Прошел час или два. Полежаев не снижал скорость шага и совершенно не чувствовал утомления. Бедро болеть перестало, напряжение спало.
Когда он вошел в дубовую рощу, уже стало светать.
Шальная радость переполнила всю его грудь. Вот где можно без нервотрепки наконец насытиться самой чистой и прекрасной в мире пищей, которая удвоит его силы и быстро выведет к шоссе. Он подобрал по пути несколько желудей и тут же проглотил их вместе с кожурой.
Ощутив невероятное блаженство он бросился с фонариком под дуб и даже хрюкнул от предстоящего удовольствия. Затем возбужденно ползал на коленях и, проглатывая желудь за желудем, плакал от счастья, а в переходах между дубами сумасшедше хохотал. Он уже не обращал внимания на боль в скулах, на заново разнывшееся бедро, на севший фонарик, на то, что уже давно наступило утро и его могли хватиться.
Живот его теперь приятно отягощался самой чистой и благородной на свете пищей, а он все продолжал ненасытно ползать между дубами.
15
Зинаида Полежаева сидела в кабинете зам. редактора областной газеты Закадыкина и, дымя ему прямо в лицо своей сигаретой, продолжала без умолку доказывать:
— Вы просто все тут отупели от этих прокуренных стен, и до того огрубели, что уже не понимаете элементарного: легкоранимой души поэта. Вы не имели права давать опровержение! Мы все осуждаем его! А за что? За крик души? Но это не его личный крик! Это крик всего народа. Так почему же пинки и подзатыльники получает только поэт?
Закадыкин открывал рот и пытался вставлять что-то умное, но не успевал, поскольку Полежаева молотила без передыху.
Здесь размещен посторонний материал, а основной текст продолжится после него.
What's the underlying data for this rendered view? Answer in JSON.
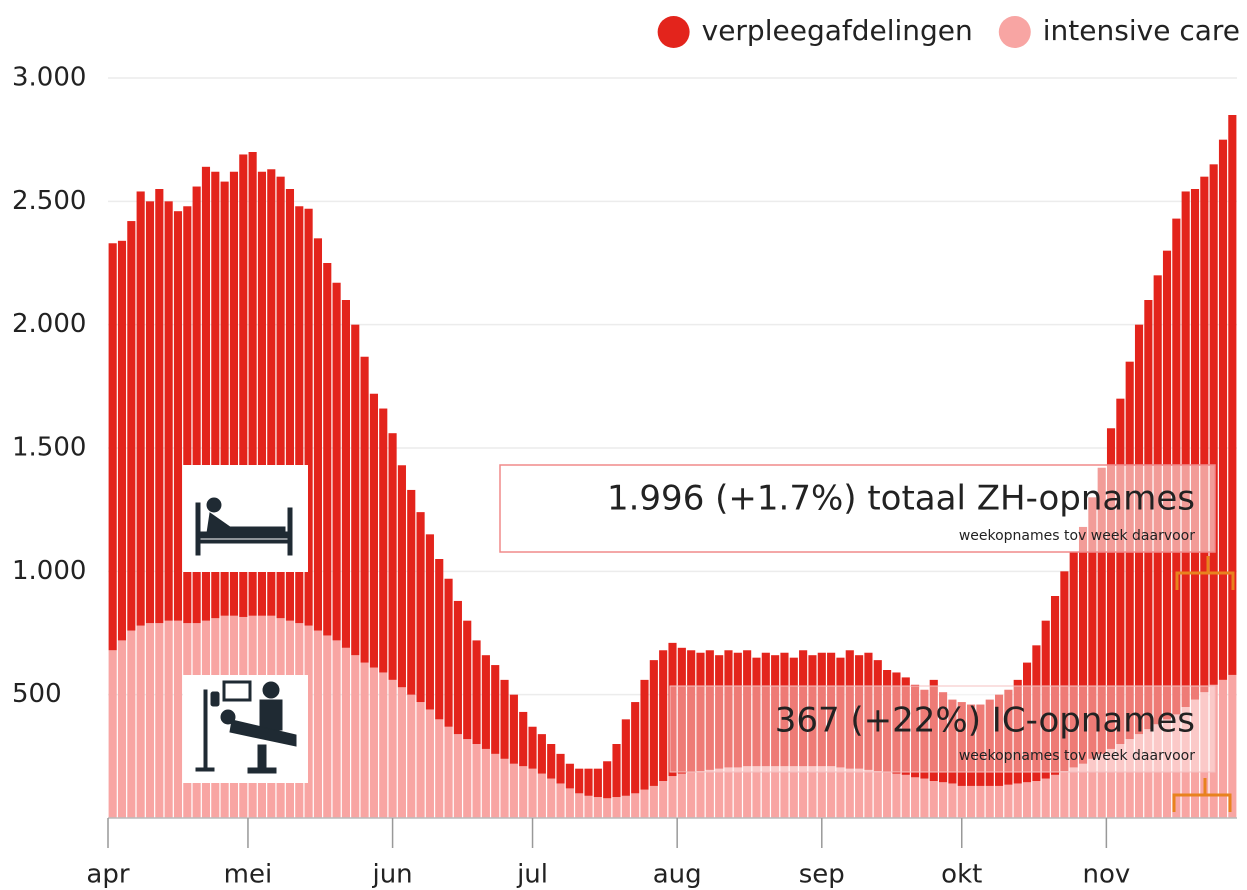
{
  "chart_data": {
    "type": "stacked_bar",
    "x": [
      0,
      2,
      4,
      6,
      8,
      10,
      12,
      14,
      16,
      18,
      20,
      22,
      24,
      26,
      28,
      30,
      32,
      34,
      36,
      38,
      40,
      42,
      44,
      46,
      48,
      50,
      52,
      54,
      56,
      58,
      60,
      62,
      64,
      66,
      68,
      70,
      72,
      74,
      76,
      78,
      80,
      82,
      84,
      86,
      88,
      90,
      92,
      94,
      96,
      98,
      100,
      102,
      104,
      106,
      108,
      110,
      112,
      114,
      116,
      118,
      120,
      122,
      124,
      126,
      128,
      130,
      132,
      134,
      136,
      138,
      140,
      142,
      144,
      146,
      148,
      150,
      152,
      154,
      156,
      158,
      160,
      162,
      164,
      166,
      168,
      170,
      172,
      174,
      176,
      178,
      180,
      182,
      184,
      186,
      188,
      190,
      192,
      194,
      196,
      198,
      200,
      202,
      204,
      206,
      208,
      210,
      212,
      214,
      216,
      218,
      220,
      222,
      224,
      226,
      228,
      230,
      232,
      234,
      236,
      238,
      240
    ],
    "xlim": [
      0,
      242
    ],
    "xticks": [
      {
        "value": 0,
        "label": "apr"
      },
      {
        "value": 30,
        "label": "mei"
      },
      {
        "value": 61,
        "label": "jun"
      },
      {
        "value": 91,
        "label": "jul"
      },
      {
        "value": 122,
        "label": "aug"
      },
      {
        "value": 153,
        "label": "sep"
      },
      {
        "value": 183,
        "label": "okt"
      },
      {
        "value": 214,
        "label": "nov"
      }
    ],
    "ylim": [
      0,
      3000
    ],
    "yticks": [
      500,
      {
        "value": 1000,
        "label": "1.000"
      },
      {
        "value": 1500,
        "label": "1.500"
      },
      {
        "value": 2000,
        "label": "2.000"
      },
      {
        "value": 2500,
        "label": "2.500"
      },
      {
        "value": 3000,
        "label": "3.000"
      }
    ],
    "grid": true,
    "legend": "top-right",
    "series": [
      {
        "name": "verpleegafdelingen",
        "color": "#e3241c",
        "values": [
          1650,
          1620,
          1660,
          1760,
          1710,
          1760,
          1700,
          1660,
          1690,
          1770,
          1840,
          1810,
          1760,
          1800,
          1875,
          1880,
          1800,
          1810,
          1790,
          1750,
          1690,
          1690,
          1590,
          1510,
          1450,
          1410,
          1340,
          1240,
          1110,
          1070,
          1000,
          900,
          830,
          770,
          710,
          650,
          600,
          540,
          480,
          420,
          380,
          360,
          320,
          280,
          220,
          170,
          160,
          140,
          120,
          100,
          100,
          110,
          115,
          150,
          215,
          310,
          370,
          445,
          510,
          530,
          540,
          510,
          495,
          480,
          485,
          460,
          475,
          465,
          470,
          440,
          460,
          450,
          460,
          440,
          470,
          450,
          460,
          460,
          445,
          480,
          460,
          475,
          450,
          415,
          410,
          395,
          375,
          360,
          410,
          365,
          340,
          340,
          330,
          330,
          350,
          370,
          385,
          420,
          485,
          550,
          640,
          725,
          810,
          875,
          960,
          1060,
          1160,
          1300,
          1400,
          1530,
          1660,
          1740,
          1820,
          1900,
          2010,
          2090,
          2070,
          2090,
          2110,
          2190,
          2270
        ]
      },
      {
        "name": "intensive care",
        "color": "#f8a5a3",
        "values": [
          680,
          720,
          760,
          780,
          790,
          790,
          800,
          800,
          790,
          790,
          800,
          810,
          820,
          820,
          815,
          820,
          820,
          820,
          810,
          800,
          790,
          780,
          760,
          740,
          720,
          690,
          660,
          630,
          610,
          590,
          560,
          530,
          500,
          470,
          440,
          400,
          370,
          340,
          320,
          300,
          280,
          260,
          240,
          220,
          210,
          200,
          180,
          160,
          140,
          120,
          100,
          90,
          85,
          80,
          85,
          90,
          100,
          115,
          130,
          150,
          170,
          180,
          185,
          190,
          195,
          200,
          205,
          205,
          210,
          210,
          210,
          210,
          210,
          210,
          210,
          210,
          210,
          210,
          205,
          200,
          200,
          195,
          190,
          185,
          180,
          175,
          165,
          160,
          150,
          145,
          140,
          130,
          130,
          130,
          130,
          130,
          135,
          140,
          145,
          150,
          160,
          175,
          190,
          205,
          220,
          240,
          260,
          280,
          300,
          320,
          340,
          360,
          380,
          400,
          420,
          450,
          480,
          510,
          540,
          560,
          580
        ]
      }
    ],
    "annotations": [
      {
        "text": "1.996 (+1.7%) totaal ZH-opnames",
        "note": "weekopnames tov week daarvoor"
      },
      {
        "text": "367 (+22%) IC-opnames",
        "note": "weekopnames tov week daarvoor"
      }
    ]
  }
}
— И как вы тут не поймете, — продолжала она, закатывая глаза, — что если он решился на такое отчаянное признание: «Не люблю я Отчизну», значит, это у него болит. У кого ничего не болит, тот пишет противоположное, чтобы не навлечь на себя неприятностей, а сам потихоньку строит двухэтажную дачу.
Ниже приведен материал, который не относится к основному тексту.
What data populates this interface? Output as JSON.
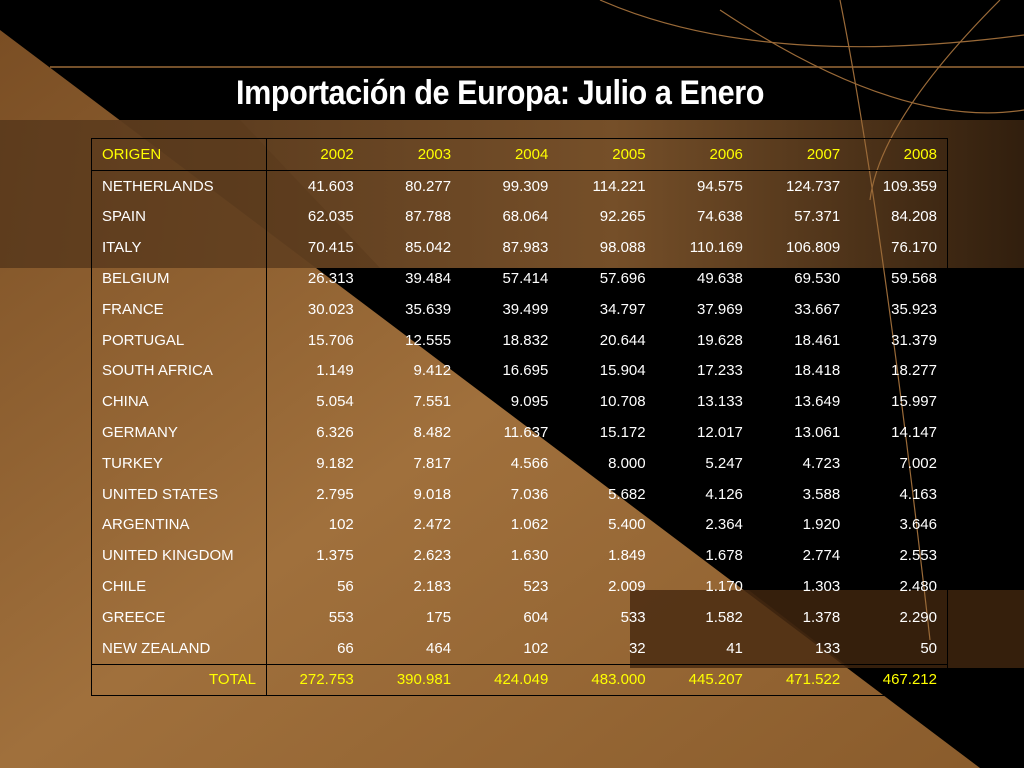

— Совершенно верно! — наконец вклинился Закадыкин. — Мы прекрасно понимаем Александра! Его боль — это наша боль. Но пойми, решение не печатать больше Полежаева приняли не мы, а они! Это их газета! Понимаешь? Их! Это их орган печати! Да если бы у нас была собственная газета! Знаешь какой бы у нее был тираж?
— Ну, хорошо! — не унималась бывшая супруга поэта. — Если вы получили такое указание, ну и не печатали бы его! Молча! Но зачем от всей редколлегии печатать позорное опровержение?
Закадыкина спас от объяснения телефонный звонок.
— Алло! — крикнул он возбужденно в трубку, — Алло! Что за черт… Прекратите хулиганить! Сколько можно.
— Вот скоты, третий день хрюкают, — бросил Закадыкин с досадой, водворяя трубку на место.